Pas épique pour un sou !
Choisir la guerre de Troie comme thème, c'est très osé.
C'est un thème qui me fait tellement rêver (et je ne dois pas être le seul) que j'ai immédiatement craint qu'il soit gâché pour un petit jeu banal alors que l'on rêve d'une folle épopée et de batailles héroïques.
Malheureusement, ça n'a pas manqué d'arriver, ce qui était prévisible pour un petit jeu de cartes (24€ quand même). Finalement, cela se résume à une petite phase d'attente où l'on se fortifie en emmerdant les autres, avant de lâcher les chevaux pour tenter de toucher le gros lot.
Gros lot que toucheront immanquablement les possesseurs d'éléphants, alors gare à vous, si vous n'en touchez pas un de la partie (je réviserai ma mythologie mais la présence des éléphants me semble tout de même étrange)...
Pourtant, certaines bonnes idées sont présentes, la gestion de sa main sur plusieurs tours est toujours un mécanisme qui me plait et le fait de ne pas pouvoir abandonner trop tot pour se renforcer de peur d'attraper les points négatifs de Thanatos en est une aussi.
Mais à part cela, c'est l'encéphalogramme plat.
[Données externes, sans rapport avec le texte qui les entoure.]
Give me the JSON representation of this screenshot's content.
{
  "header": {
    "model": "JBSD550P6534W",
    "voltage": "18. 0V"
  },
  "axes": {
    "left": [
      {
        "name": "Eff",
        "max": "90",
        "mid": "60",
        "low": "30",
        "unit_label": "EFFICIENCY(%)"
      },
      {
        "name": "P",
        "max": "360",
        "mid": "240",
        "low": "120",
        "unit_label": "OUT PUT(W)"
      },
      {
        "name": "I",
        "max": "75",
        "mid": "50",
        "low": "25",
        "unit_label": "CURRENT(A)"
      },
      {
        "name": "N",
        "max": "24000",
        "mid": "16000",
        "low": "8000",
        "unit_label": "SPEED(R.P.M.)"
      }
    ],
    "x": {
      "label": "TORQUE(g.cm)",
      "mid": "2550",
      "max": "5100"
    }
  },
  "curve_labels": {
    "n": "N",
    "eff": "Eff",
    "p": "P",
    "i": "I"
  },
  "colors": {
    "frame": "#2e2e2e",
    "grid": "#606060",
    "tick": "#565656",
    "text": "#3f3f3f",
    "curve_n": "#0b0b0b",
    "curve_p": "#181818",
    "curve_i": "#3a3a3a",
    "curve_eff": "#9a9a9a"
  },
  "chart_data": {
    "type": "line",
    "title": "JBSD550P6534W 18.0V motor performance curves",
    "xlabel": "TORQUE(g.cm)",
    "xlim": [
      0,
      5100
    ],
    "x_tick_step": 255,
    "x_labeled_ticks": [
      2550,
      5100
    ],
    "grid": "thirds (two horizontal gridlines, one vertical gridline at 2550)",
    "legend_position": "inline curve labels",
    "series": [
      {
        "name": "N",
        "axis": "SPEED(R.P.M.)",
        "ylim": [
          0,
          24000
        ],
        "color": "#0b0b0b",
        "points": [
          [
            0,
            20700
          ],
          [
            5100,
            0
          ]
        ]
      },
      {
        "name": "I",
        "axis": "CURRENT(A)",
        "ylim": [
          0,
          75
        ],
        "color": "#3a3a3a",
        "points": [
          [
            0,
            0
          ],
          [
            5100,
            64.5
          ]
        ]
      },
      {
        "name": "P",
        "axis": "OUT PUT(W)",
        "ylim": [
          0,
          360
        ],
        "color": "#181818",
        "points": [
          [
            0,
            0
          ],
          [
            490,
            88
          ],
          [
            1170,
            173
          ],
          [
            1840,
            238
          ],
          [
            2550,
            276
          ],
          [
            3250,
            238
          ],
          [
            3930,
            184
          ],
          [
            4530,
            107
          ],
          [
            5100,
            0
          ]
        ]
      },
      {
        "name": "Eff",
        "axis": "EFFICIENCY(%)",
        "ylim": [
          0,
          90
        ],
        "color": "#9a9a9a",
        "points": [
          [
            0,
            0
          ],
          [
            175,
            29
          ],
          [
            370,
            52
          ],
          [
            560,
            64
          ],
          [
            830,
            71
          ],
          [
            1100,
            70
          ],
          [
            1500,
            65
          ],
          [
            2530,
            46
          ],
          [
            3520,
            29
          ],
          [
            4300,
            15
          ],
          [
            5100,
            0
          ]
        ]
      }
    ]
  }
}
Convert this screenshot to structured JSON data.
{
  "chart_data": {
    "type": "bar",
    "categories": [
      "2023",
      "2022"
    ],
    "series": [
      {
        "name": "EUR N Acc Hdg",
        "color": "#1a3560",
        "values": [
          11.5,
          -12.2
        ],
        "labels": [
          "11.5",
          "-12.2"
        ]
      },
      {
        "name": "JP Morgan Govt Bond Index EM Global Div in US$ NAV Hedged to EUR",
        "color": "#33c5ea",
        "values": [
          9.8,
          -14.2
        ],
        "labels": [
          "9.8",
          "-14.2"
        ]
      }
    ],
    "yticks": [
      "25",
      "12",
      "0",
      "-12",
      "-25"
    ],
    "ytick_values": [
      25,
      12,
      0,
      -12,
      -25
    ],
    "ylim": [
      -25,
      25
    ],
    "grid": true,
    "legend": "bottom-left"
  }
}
On se contente d'empiler des cartes en comptant les points, où finalement seules les alliances frustrantes (et qui ne génèrent pas chez nous un pet d'ambiance) permettent de contrecarrer celui qui a les meilleures cartes en main... Les duels de la gorgone (monstre aguichant mais thème complètement plaqué) m'énervent également au plus haut point, car il arrive que ceux-ci se terminent immédiatement sous votre nez si vous n'avez pas les bonnes cartes pour continuer et que les autres ne sont pas intéressés...
Au final, j'ai été extrêmement déçu par ce tout petit jeu au thème original et aux jolies illustrations mais qui fait partie de cette horde, de cette meute, que dis-je de cette armée de jeux banals, sans originalité qui font envie lorsqu'ils sortent et qui finalement ne sortiront que 2 fois sur la table en attendant que la prochaine nouveauté nous fasse baver.
Société de consommation, quand tu nous tiens, même dans le jeu, nous entrons dans l'ère du jetable...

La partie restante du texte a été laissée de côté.